With the technology, Hormel Foods can both share and tap into historical and real-time data insights in Google Cloud from retailers, including delivery, retail, supply chain, manufacturing, and inventory data. As a result of the automation, the company has improved data accessibility, speed of delivery, quality, and breadth, according to the exec. 

“These technology improvements have increased trust in the data while expanding data visibility throughout the business with a single source of truth,” he notes. 

By integrating disparate data sources to receive full and real-time visibility into physical shelf performance, Hormel Foods can better inform its retail customers about potential out-of-stock issues and help reduce food waste. 

Looking Ahead

Hormel Foods restructured operations earlier this year and developed a new center of excellence known as Brand Fuel.
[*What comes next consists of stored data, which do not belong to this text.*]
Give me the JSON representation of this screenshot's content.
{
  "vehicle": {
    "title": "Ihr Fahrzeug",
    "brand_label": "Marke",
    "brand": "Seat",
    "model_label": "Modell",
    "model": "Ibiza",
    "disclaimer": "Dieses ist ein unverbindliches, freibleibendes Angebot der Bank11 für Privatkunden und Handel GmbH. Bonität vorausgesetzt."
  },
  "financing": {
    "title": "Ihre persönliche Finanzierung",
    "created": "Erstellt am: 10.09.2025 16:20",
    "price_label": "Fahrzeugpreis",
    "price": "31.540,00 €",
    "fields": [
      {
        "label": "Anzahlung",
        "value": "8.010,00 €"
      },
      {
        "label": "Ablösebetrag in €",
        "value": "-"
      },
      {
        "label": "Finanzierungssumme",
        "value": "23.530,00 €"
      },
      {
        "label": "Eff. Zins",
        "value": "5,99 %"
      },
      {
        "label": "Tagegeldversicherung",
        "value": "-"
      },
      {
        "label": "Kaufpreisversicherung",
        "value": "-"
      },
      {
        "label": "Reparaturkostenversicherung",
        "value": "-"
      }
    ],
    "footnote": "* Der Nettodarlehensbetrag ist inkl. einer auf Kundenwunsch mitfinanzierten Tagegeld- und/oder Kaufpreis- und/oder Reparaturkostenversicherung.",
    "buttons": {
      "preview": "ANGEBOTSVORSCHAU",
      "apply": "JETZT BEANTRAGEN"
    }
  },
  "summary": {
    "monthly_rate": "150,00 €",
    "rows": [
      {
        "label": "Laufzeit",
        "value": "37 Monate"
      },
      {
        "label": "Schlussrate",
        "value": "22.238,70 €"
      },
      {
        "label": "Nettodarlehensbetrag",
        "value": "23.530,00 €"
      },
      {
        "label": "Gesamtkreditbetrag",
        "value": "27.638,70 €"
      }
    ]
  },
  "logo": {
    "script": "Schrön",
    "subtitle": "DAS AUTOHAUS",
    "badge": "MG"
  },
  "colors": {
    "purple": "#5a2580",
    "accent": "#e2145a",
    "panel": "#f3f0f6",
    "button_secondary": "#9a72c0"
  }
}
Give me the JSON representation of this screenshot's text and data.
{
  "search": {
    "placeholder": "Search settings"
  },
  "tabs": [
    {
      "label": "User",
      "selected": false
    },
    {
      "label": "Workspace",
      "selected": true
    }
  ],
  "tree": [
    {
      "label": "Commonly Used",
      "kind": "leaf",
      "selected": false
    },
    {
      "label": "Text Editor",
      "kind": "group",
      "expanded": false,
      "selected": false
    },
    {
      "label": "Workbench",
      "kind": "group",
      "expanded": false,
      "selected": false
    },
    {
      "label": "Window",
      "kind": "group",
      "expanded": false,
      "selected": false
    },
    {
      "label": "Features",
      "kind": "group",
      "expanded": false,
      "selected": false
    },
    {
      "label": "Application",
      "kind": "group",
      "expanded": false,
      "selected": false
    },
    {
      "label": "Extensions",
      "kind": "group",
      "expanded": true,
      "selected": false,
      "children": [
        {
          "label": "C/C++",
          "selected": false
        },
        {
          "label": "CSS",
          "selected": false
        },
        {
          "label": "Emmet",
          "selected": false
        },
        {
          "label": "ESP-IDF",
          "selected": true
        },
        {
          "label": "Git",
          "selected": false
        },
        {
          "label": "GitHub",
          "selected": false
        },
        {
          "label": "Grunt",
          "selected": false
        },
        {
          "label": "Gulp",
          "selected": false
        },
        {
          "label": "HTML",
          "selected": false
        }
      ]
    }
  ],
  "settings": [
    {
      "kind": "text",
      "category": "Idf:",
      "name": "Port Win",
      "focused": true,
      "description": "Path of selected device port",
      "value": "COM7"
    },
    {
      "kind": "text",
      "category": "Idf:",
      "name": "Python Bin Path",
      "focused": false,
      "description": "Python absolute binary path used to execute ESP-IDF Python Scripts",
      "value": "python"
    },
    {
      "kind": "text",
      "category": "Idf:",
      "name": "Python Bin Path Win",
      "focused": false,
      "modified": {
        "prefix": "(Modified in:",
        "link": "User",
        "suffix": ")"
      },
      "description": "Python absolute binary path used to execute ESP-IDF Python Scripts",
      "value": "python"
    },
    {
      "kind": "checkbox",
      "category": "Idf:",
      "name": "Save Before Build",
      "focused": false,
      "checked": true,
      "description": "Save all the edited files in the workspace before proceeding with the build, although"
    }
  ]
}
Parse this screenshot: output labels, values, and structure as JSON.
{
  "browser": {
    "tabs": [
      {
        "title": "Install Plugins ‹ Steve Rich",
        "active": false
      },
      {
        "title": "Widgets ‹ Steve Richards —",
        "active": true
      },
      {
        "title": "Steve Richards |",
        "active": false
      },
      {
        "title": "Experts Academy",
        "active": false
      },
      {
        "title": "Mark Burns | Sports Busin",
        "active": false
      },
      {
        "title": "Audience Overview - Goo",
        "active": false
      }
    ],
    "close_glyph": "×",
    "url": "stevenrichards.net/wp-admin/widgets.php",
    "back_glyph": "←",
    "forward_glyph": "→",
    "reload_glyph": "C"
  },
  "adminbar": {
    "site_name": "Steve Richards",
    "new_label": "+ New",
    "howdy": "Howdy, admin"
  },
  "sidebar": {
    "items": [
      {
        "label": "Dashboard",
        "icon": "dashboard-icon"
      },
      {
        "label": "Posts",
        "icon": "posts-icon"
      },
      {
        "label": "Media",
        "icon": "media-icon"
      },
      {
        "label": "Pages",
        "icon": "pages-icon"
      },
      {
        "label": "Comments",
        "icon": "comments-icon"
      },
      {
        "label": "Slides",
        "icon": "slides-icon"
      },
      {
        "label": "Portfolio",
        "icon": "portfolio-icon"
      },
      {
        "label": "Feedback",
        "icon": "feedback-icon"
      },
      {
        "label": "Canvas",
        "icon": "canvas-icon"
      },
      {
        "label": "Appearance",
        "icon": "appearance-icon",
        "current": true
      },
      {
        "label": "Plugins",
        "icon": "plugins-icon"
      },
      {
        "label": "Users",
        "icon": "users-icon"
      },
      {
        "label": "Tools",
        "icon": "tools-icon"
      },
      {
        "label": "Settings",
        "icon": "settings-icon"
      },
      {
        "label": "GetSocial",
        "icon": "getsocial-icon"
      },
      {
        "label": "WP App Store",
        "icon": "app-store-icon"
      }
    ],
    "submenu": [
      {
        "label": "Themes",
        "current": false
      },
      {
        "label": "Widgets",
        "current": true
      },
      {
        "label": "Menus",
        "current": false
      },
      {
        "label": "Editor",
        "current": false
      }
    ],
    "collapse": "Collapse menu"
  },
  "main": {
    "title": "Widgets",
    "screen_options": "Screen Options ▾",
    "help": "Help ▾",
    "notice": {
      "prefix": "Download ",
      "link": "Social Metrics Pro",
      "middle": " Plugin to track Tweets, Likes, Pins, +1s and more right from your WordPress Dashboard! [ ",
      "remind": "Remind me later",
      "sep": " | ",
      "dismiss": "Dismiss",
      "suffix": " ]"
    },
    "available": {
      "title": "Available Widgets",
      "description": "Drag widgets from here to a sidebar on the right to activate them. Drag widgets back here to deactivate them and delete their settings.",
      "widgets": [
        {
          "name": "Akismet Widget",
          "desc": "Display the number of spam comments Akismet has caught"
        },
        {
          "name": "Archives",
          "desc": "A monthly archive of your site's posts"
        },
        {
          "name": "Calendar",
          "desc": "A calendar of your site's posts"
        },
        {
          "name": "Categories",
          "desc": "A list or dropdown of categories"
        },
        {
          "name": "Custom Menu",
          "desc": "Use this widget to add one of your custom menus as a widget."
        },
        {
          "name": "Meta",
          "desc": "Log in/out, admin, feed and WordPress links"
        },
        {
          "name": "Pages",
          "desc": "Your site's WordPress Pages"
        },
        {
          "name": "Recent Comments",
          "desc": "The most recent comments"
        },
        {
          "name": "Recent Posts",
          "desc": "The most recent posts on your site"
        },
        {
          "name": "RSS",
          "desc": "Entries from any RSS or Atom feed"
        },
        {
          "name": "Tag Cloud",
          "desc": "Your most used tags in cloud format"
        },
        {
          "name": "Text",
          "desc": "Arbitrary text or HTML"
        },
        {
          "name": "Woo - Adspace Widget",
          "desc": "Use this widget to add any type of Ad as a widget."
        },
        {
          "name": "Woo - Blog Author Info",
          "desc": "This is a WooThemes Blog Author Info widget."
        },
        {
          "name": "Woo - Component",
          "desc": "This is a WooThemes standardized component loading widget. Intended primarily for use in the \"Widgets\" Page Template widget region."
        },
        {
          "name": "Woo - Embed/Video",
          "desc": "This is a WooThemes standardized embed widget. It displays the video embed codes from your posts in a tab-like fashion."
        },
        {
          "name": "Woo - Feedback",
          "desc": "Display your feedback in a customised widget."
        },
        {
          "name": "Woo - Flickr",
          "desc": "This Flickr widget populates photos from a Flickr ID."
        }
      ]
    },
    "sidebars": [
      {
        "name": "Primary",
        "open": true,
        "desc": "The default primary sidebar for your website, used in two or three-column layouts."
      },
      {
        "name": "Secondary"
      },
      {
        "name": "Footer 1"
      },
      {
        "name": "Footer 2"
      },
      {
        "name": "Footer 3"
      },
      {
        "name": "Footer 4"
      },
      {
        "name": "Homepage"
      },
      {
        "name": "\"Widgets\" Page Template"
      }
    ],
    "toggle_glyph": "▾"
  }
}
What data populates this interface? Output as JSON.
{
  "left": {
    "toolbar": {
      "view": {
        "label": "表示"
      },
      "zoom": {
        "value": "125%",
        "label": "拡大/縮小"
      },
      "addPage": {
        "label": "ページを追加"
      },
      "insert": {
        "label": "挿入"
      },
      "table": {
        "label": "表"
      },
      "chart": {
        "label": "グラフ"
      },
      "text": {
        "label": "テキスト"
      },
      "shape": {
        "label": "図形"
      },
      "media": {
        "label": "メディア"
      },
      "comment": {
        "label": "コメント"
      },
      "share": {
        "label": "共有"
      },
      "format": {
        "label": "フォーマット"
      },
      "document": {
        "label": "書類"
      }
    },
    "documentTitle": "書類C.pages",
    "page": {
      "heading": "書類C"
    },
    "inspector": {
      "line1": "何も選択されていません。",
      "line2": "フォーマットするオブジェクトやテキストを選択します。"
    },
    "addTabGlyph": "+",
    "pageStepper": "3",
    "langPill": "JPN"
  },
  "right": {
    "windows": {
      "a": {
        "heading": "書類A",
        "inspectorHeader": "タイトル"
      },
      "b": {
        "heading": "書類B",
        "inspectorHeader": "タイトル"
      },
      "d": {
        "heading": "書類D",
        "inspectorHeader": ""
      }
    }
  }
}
Embedded within that team is the digital experience group (DEG), an enterprise resource alongside finance planning and analytics for data enablement across the enterprise, which Vaupel says has thus far been the primary beneficiary from this investment. 

The investment is reducing the amount of time teams must spend collecting and managing data, freeing them up to focus on strategic analytics. And while the company’s focus has initially centered on consumer goods retail data, additional opportunities are seen ahead. 

“Moving forward, we are exploring opportunities within paid search campaign data, retailer media spend effectiveness, and additional areas of the business such as foodservice, international, [and] supply chain,” he says.